## MNIST (handwritten digits dataset)
___
Every machine learning student knows about the MNIST dataset. Fewer know what the acronym stands for. In fact, we had to look it up to be able to tell you that the M stands for Modified, and NIST stands for National Institute of Standards and Technology. Now you probably know something that an average machine learning expert doesn’t!

## The types of ML
___
**Supervised learning**: We are given an input, for example a photograph with a traffic sign, and the task is to predict the correct output or label, for example which traffic sign is in the picture (speed limit, stop sign, etc.). In the simplest cases, the answers are in the form of yes/no (we call these binary classification problems).

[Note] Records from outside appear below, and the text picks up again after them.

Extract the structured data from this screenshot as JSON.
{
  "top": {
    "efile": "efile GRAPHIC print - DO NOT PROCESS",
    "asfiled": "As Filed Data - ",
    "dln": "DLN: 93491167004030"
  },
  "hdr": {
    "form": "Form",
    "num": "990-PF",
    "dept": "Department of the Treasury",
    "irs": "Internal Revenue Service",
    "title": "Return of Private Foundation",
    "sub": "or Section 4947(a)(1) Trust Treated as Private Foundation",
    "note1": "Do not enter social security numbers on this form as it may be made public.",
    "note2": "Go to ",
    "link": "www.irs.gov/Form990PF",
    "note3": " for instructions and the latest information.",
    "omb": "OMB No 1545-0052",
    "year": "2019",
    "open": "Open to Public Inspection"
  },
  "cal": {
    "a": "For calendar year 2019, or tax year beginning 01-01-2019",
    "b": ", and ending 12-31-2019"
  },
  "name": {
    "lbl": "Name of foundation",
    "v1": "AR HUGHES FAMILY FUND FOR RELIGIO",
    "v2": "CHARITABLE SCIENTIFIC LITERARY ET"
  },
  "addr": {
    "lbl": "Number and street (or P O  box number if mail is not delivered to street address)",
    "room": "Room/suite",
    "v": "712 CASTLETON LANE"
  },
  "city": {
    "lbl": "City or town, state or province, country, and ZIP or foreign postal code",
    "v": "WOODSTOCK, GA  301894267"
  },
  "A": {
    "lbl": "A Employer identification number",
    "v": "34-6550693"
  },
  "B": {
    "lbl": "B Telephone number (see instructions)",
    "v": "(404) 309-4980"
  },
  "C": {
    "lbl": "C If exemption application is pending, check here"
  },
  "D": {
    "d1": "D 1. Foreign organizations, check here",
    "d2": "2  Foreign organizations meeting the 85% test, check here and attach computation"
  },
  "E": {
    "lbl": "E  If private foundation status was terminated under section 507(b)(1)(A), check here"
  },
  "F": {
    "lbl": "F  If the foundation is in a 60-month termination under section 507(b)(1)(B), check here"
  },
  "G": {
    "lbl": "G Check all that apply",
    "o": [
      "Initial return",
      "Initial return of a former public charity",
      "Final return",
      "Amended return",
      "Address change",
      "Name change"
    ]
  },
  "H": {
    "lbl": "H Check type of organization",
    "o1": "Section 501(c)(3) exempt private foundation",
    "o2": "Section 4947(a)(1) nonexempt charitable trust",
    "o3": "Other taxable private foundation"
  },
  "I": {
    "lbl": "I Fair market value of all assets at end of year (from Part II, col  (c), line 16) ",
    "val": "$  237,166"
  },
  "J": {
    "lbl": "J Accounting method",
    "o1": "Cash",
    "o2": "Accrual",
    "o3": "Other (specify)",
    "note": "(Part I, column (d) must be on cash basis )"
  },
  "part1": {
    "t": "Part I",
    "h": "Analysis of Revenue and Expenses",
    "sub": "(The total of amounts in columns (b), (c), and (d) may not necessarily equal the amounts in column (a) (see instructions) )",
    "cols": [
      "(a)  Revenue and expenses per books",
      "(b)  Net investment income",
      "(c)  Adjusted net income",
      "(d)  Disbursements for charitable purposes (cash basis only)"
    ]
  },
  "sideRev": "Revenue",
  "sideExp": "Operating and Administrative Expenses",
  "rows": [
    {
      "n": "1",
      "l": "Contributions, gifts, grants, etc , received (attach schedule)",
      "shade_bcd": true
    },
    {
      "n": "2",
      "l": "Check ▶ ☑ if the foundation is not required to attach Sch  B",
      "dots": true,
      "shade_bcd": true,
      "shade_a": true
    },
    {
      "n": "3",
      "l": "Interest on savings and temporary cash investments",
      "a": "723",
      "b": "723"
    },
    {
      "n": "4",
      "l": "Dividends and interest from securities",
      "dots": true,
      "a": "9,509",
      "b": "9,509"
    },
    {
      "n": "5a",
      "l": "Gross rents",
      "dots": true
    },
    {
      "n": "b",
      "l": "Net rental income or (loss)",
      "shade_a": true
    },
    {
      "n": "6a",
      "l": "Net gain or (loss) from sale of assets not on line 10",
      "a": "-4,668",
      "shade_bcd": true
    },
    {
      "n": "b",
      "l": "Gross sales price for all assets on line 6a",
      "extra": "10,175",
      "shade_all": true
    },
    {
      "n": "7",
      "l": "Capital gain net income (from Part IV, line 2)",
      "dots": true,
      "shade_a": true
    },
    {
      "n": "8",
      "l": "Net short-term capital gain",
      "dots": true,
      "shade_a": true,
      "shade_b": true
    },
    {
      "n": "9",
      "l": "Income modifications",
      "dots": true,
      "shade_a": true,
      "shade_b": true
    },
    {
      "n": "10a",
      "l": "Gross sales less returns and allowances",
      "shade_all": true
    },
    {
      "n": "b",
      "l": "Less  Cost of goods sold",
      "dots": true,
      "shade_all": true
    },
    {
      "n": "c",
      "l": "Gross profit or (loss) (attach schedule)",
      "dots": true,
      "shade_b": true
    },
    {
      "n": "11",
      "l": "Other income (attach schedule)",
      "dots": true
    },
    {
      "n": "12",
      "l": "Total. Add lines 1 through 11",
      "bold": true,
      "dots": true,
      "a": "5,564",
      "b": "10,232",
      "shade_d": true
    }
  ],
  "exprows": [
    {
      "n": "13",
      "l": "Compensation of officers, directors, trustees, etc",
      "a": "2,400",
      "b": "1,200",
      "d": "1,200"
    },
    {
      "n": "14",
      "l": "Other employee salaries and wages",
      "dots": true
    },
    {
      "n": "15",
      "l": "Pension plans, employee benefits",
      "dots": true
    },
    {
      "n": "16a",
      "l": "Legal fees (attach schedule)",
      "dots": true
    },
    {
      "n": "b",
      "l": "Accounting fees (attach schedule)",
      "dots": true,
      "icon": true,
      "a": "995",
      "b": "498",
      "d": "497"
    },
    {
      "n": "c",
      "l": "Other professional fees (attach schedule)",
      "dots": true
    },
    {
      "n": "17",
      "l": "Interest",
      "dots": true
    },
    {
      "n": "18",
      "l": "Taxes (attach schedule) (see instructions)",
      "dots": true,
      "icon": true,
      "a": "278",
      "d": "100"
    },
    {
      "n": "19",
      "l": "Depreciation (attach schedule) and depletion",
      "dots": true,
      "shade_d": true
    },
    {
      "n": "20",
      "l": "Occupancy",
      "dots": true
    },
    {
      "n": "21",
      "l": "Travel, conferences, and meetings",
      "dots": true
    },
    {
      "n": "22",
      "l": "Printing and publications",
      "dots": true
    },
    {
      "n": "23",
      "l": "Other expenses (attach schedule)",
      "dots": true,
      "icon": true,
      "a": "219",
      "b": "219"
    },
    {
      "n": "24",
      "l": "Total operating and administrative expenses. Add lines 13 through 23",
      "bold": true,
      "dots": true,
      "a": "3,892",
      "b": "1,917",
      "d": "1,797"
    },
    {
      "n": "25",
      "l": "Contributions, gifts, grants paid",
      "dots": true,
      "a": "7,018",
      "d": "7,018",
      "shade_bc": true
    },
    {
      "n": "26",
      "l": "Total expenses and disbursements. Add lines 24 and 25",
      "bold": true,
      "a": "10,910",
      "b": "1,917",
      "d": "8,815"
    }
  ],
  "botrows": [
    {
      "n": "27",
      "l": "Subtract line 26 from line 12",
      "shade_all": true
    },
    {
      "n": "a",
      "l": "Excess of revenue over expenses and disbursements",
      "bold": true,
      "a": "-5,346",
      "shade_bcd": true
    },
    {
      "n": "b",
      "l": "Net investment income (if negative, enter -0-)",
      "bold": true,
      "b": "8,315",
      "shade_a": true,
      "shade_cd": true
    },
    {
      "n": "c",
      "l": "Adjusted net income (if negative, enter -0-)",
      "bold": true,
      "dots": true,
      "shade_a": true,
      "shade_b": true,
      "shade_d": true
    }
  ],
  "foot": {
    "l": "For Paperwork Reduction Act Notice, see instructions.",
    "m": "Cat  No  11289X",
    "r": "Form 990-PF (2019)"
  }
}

**Unsupervised learning**: There are no labels or correct outputs. The task is to discover the structure of the data: for example, grouping similar items to form “clusters”, or reducing the data to a small number of important “dimensions”. Data visualization can also be considered unsupervised learning.

**Reinforcement learning**: Commonly used in situations where an AI agent like a self-driving car must operate in an environment and where feedback about good or bad choices is available with some delay. Also used in games where the outcome may be decided only at the end of the game.

The categories are somewhat overlapping and fuzzy, so a particular method can sometimes be hard to place in one category. For example, as the name suggests, so-called **semisupervised learning** is partly supervised and partly unsupervised.

## Humans teaching machines
___
Instead of manually writing down exact rules to do the classification, the point in supervised machine learning is to take a number of examples, label each one by the correct label, and use them to “train” an AI method to automatically recognize the correct label for the training examples as well as (at least hopefully) any other images. 

## Regression Example
___
Suppose we have a data set consisting of apartment sales data. For each purchase, we would obviously have the price that was paid, together with the size of the apartment in square meters (or square feet, if you like), and the number of bedrooms, the year of construction, the condition (on a scale from “disaster“ to “spick and span”). We could then use machine learning to train a **regression model** that predicts the selling price based on these features.

## Watch Out!!!
___
* Split your data set into two parts: the training data and the **test data**.
*  While a model may be a very good predictor in the training data, it is no proof that it can **generalize** to any other data. This is where the test data comes in handy
* ML methods are especially prone to **overfitting** because they can try a huge number of different “rules” until one that fits the training data perfectly is found.
* Learning to avoid overfitting and choose a model that is **not too restricted, nor too flexible**, is one of the most essential skills of a data scientist.

## Unsupervised Learning
___
**In unsupervised learning, the correct answers are not provided**. This makes the situation quite different since we can't build the model by making it fit the correct answers on training data. It also makes the evaluation of performance more complicated since we can't check whether the learned model is doing well or not.

Typical unsupervised learning methods attempt to learn some kind of “structure” underlying the data. This can mean, for example, **visualization** where similar items are placed near each other and dissimilar items further away from each other. It can also mean **clustering** where we use the data to identify groups or “clusters” of items that are similar to each other but dissimilar from data in other clusters.

## Unsupervised Example
___
As a concrete example, grocery store chains collect data about their customers' shopping behavior (that's why you have all those loyalty cards). To better understand their customers, the store can either visualize the data using a graph where each customer is represented by a dot and customers who tend to buy the same products are placed nearer each other than customers who buy different products. Or, the store could apply clustering to obtain a set of customer groups such as ‘low-budget health food enthusiasts’, ‘high-end fish lovers’, ‘soda and pizza 6 days a week’, and so on. Note that the machine learning method would only group the customers into clusters, but it wouldn't automatically generate the cluster labels (‘fish lovers’ and so on). This task would be left for the user.